We have the ability to research anything within seconds. Sometimes it can get overwhelming and the starting point unclear. We hear about how many colleges are out there and how many options we have, but how do you find them? And how do you research a college in a state you have never been to before? How do you know a college is a good “fit” when they all start to sound the same? For my rising seniors looking for colleges to apply to, or for any student wanting to explore college options, take a look at some of my favorite online college exploration resources.
Unigo – Think of this as a “yelp” for college. Just like Yelp, colleges are reviewed on a first-hand experience from the students who have attended or are attending the institution. So while all colleges may seem to sound the same (i.e. clubs, Greek life, access to professors, sports teams, research and study abroad opportunities, etc.) Unigo lets students explore the “vibe” of a campus, the stereotypes, food and dorm ratings, campus facilities, ratings for nearby shops, extracurricular activities, off-campus housing and more. Dive a little deeper and hear from students. As with Yelp I caution students to read multiple reviews to get a bigger picture.
College Express – I found College Express through a fellow colleague’s resource page. I’ll tag him here because he is also a WEALTH of information and I encourage you to check out his website here: College Essay Guy. The reason why College Express is such a wonderful college exploration tool is because of their lists. You may be familiar with U.S. News & World Report’s College Rankings. Rankings can be misleading, cause anxiety and overwhelmingly make it seem like there are only a few “good” schools available. This just is not true. College Express has lists broken up by interest, learning styles, academic and social experience and so much more. Here are a few examples of some of the lists you could explore: Colleges for students needing a second change. 10 colleges that get Greek life right. Colleges for the artist who doesn’t want to go to art school. 10 cool colleges for entrepreneurs.

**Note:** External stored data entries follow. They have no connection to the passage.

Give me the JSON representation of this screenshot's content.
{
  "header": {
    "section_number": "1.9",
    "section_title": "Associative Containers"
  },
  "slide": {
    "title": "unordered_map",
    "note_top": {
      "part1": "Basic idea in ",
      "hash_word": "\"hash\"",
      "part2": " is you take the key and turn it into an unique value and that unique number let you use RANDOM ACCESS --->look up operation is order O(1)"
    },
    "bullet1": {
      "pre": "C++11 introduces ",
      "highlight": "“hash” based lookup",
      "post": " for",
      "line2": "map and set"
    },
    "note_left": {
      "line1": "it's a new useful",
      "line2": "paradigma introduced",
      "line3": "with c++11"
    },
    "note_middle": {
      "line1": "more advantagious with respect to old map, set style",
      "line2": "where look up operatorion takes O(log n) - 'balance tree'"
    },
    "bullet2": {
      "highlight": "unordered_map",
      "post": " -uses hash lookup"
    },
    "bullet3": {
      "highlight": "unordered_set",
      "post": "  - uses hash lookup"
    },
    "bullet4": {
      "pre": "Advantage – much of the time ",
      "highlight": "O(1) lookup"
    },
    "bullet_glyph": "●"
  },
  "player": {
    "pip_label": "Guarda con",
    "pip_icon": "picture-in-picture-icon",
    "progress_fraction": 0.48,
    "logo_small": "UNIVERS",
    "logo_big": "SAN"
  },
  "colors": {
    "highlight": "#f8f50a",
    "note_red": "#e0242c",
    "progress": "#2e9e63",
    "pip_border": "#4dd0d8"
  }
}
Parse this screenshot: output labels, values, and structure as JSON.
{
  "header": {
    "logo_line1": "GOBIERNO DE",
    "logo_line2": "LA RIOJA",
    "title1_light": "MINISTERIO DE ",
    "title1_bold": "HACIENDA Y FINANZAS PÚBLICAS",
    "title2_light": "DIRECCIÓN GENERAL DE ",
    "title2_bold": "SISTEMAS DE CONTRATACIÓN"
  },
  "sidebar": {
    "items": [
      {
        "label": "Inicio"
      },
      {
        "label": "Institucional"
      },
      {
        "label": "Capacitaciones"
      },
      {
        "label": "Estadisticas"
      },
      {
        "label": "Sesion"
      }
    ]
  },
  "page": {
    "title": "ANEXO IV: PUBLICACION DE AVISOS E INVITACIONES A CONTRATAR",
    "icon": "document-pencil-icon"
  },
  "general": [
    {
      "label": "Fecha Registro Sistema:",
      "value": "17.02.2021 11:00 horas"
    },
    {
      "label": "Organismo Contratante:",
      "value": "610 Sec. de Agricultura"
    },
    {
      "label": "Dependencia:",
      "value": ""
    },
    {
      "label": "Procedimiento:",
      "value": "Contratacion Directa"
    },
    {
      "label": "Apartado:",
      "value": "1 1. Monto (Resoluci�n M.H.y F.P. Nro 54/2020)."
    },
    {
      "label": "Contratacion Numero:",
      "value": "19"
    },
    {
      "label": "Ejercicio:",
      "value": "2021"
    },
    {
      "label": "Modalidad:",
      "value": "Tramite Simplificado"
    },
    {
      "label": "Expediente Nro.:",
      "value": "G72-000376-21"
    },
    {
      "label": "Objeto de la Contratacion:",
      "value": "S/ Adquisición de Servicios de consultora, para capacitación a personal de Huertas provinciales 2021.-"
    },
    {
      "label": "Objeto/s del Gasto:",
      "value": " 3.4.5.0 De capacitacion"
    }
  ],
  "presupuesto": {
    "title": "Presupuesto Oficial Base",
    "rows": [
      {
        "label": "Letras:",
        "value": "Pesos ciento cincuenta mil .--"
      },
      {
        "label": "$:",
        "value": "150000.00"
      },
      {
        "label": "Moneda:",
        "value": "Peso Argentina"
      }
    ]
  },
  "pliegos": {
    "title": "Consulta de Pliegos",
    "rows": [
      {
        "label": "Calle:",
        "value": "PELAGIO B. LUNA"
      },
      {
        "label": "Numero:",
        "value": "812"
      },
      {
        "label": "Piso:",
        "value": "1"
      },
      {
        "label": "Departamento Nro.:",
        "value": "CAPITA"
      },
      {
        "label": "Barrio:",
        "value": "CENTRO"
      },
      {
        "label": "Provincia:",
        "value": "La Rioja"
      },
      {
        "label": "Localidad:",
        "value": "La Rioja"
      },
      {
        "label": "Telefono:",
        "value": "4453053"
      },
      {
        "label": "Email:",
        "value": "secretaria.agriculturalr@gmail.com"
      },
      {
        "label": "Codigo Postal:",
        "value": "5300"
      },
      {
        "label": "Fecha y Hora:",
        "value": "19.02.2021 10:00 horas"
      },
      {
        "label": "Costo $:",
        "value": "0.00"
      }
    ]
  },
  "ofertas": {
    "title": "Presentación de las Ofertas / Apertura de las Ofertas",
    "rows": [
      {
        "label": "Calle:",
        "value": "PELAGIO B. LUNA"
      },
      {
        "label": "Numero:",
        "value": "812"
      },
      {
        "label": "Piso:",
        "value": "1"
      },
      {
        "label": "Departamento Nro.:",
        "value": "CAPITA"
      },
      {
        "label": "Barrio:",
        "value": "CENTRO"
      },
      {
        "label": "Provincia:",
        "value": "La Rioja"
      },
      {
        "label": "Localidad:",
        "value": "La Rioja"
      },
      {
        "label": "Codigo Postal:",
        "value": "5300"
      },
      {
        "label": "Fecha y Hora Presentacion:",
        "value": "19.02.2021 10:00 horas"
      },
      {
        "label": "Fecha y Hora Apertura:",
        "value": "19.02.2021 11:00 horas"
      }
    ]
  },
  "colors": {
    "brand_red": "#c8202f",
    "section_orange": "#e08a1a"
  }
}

Google Maps – This one might seem out of place, but I promise it’s a powerful tool. It can be hard to have faith that a college is a good “fit” for you when have never visited the campus. Google maps has the amazing ability to help create a vision of not just the campus, but its surroundings. Put the university in the search engine and zoom out a little. What do you see? Museums? Mountains? Access to a metro station that takes you into town? Where is the closest airport? What is the population of the town around campus? What does the closest town have? Google maps can help paint a bigger picture, use it and explore.
CollegeView – This is a simple search site, but I love it because there are so many categories. Any student can get really specific by putting in more criteria. Search by location, major, Greek life (or schools with no Greek life), GLBT-friendly, college town, school size, school type, access to urban environments and more. The higher percentage a school has, the more criteria it meets.
YouVisit – Not every college is on You Visit but quite a large amount are and it is a wonderful resource. YouVisit allows you the opportunity to take a virtual tour of campus and here from a recorded tour guide. Take a tour of the science facilities, learn more specific facts about a brand new gym and just explore a little more. It can be tough to decide where to take a college tour and you may not get to travel all over, but this is a free accessible resource as your fingertips.
Western Undergraduate Exchange – The Western Undergraduate Exchange is an amazing resource to search for affordable out-of-state options. A lot of my families will automatically take an out-of-state school off the table purely because of cost. The initial “sticker price” of tuition can be shocking, especially out of state. Western Undergraduate Exchange offers a list of colleges in various Western states who offer a reduced tuition rate to qualifying neighboring states. All my California students, that means you. Here’s an example: Source: wue.wiche.edu Take a look at qualifying institutions and any additional requirements needed to qualify.
University of Hawaii, Manoa: Out of state student pays $28,632. WUE students pay $14,760.
After you research, see if you can visit a college campus. If you can’t get away to a different state look within a few hours of your home. Odds are you can find a few different campuses to explore (private, public, large, small, religious, institute, etc.) Even if you plan on going out of state, the value of touring a college and looking closer at programs is immeasurable. This is the fun part, so have fun throughout the search process!